Menurut Habeck, pemerintah akan terus mengurangi aliran gas dalam waktu dekat. Sebelumnya, volume pasokan gas melalui Nord Stream dikurangi hingga 60%. Politisi itu percaya bahwa negara sebaiknya bersiap untuk menghadapi gangguan lebih jauh dalam persediaan LNG.

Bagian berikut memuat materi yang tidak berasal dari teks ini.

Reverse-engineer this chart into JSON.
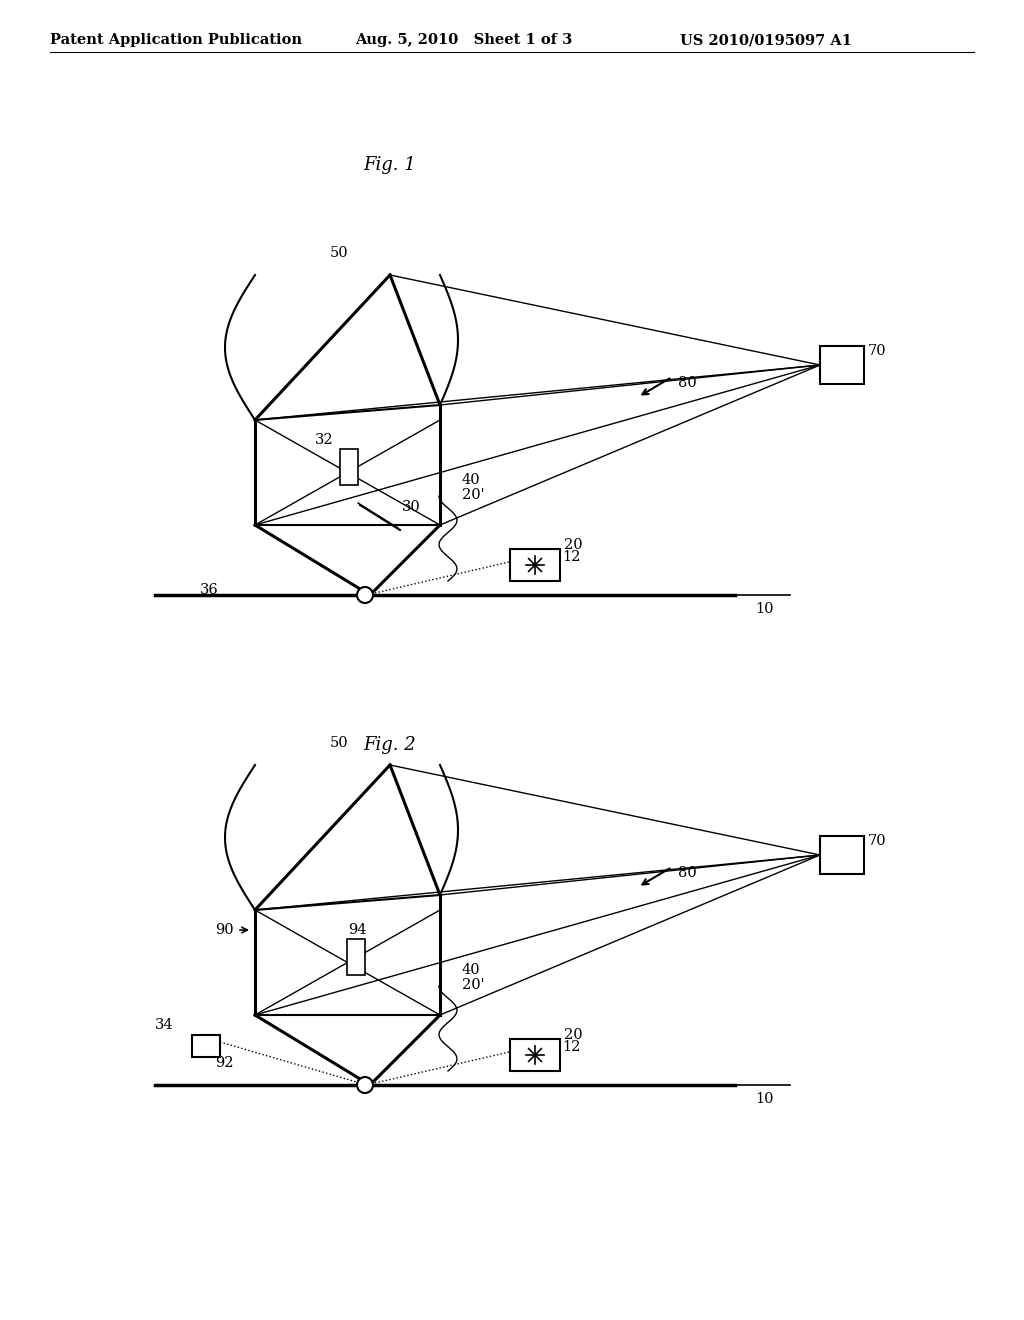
{
  "header_left": "Patent Application Publication",
  "header_mid": "Aug. 5, 2010   Sheet 1 of 3",
  "header_right": "US 2010/0195097 A1",
  "fig1_title": "Fig. 1",
  "fig2_title": "Fig. 2",
  "bg_color": "#ffffff",
  "line_color": "#000000",
  "label_fontsize": 10.5,
  "header_fontsize": 10.5
}
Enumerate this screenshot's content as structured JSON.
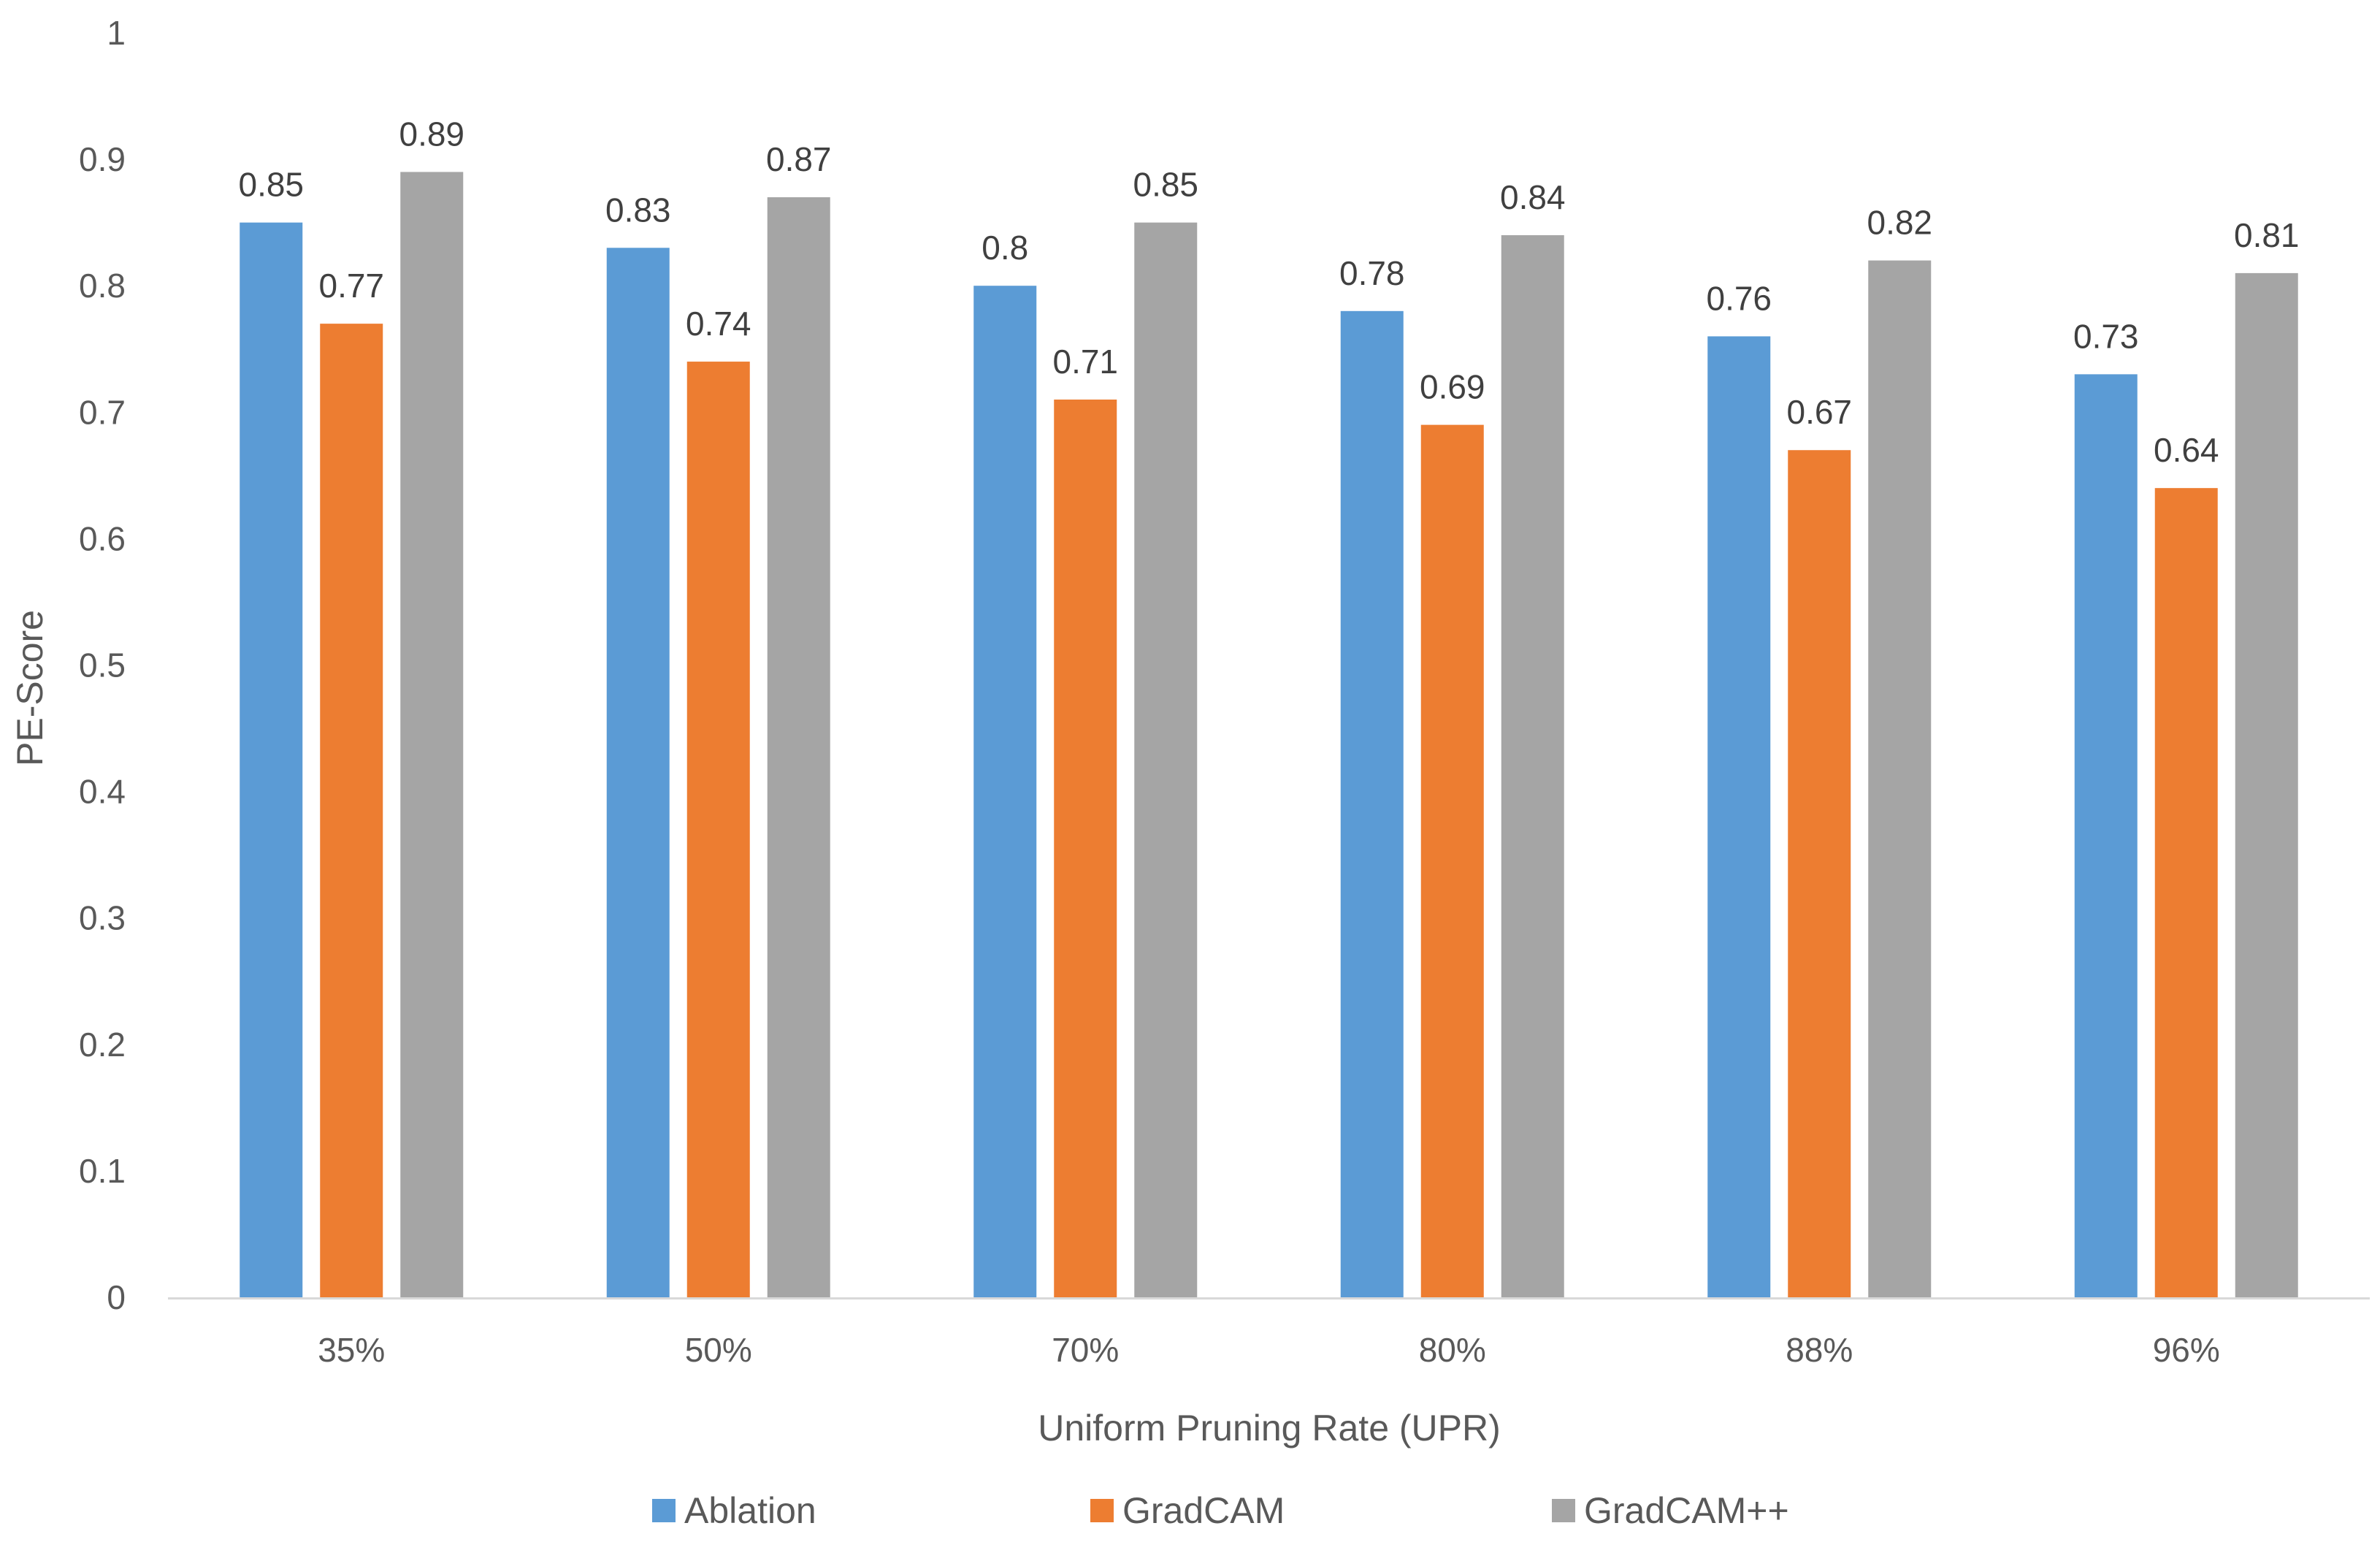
{
  "chart_data": {
    "type": "bar",
    "title": "",
    "xlabel": "Uniform Pruning Rate (UPR)",
    "ylabel": "PE-Score",
    "ylim": [
      0,
      1
    ],
    "yticks": [
      "0",
      "0.1",
      "0.2",
      "0.3",
      "0.4",
      "0.5",
      "0.6",
      "0.7",
      "0.8",
      "0.9",
      "1"
    ],
    "categories": [
      "35%",
      "50%",
      "70%",
      "80%",
      "88%",
      "96%"
    ],
    "series": [
      {
        "name": "Ablation",
        "color": "#5B9BD5",
        "values": [
          0.85,
          0.83,
          0.8,
          0.78,
          0.76,
          0.73
        ]
      },
      {
        "name": "GradCAM",
        "color": "#ED7D31",
        "values": [
          0.77,
          0.74,
          0.71,
          0.69,
          0.67,
          0.64
        ]
      },
      {
        "name": "GradCAM++",
        "color": "#A5A5A5",
        "values": [
          0.89,
          0.87,
          0.85,
          0.84,
          0.82,
          0.81
        ]
      }
    ],
    "data_labels": [
      [
        "0.85",
        "0.83",
        "0.8",
        "0.78",
        "0.76",
        "0.73"
      ],
      [
        "0.77",
        "0.74",
        "0.71",
        "0.69",
        "0.67",
        "0.64"
      ],
      [
        "0.89",
        "0.87",
        "0.85",
        "0.84",
        "0.82",
        "0.81"
      ]
    ],
    "grid": false,
    "legend": "bottom"
  }
}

Wakil kanselir Jerman tersebut menekankan bahwa kelangkaan gas kemungkinan besar akan menyebabkan masalah pasokan listrik yang parah dan resesi dalam. Selain itu, pemasok listrik dapat meningkatkan harga, apapun kewajiban kontrakl mereka. Namun, saat ini pemerintah Jerman tidak akan mengambil langkah-langkah ekstrim tersebut karena itu jelas akan memicu lonjakan harga untuk konsumen. Saat ini, mayoritas pemilik saluran pipa Nord Stream adalah perusahaan gas Rusia. Pada bulan Juni, manajemen Gazprom mengumumkan akan menggunakan hanya tiga unit kompresor gas (GCU) karena penundaan oleh Siemens Jerman. Setelahnya dilaporkan bahwa operasi dari turbin gas Siemens ditangguhkan.
Gazprom mengatakan bahwa pasokan gas ke saluran pipa Nord Stream mencapai 67 juta meter kubik per hari dan bukan 167 juta meter kubik seperti yang direncanakan. Nord Stream AG akan menutup kedua saluran pipa gas mulai 11 Juli sampai 21 Juli untuk perbaikan terjadwal.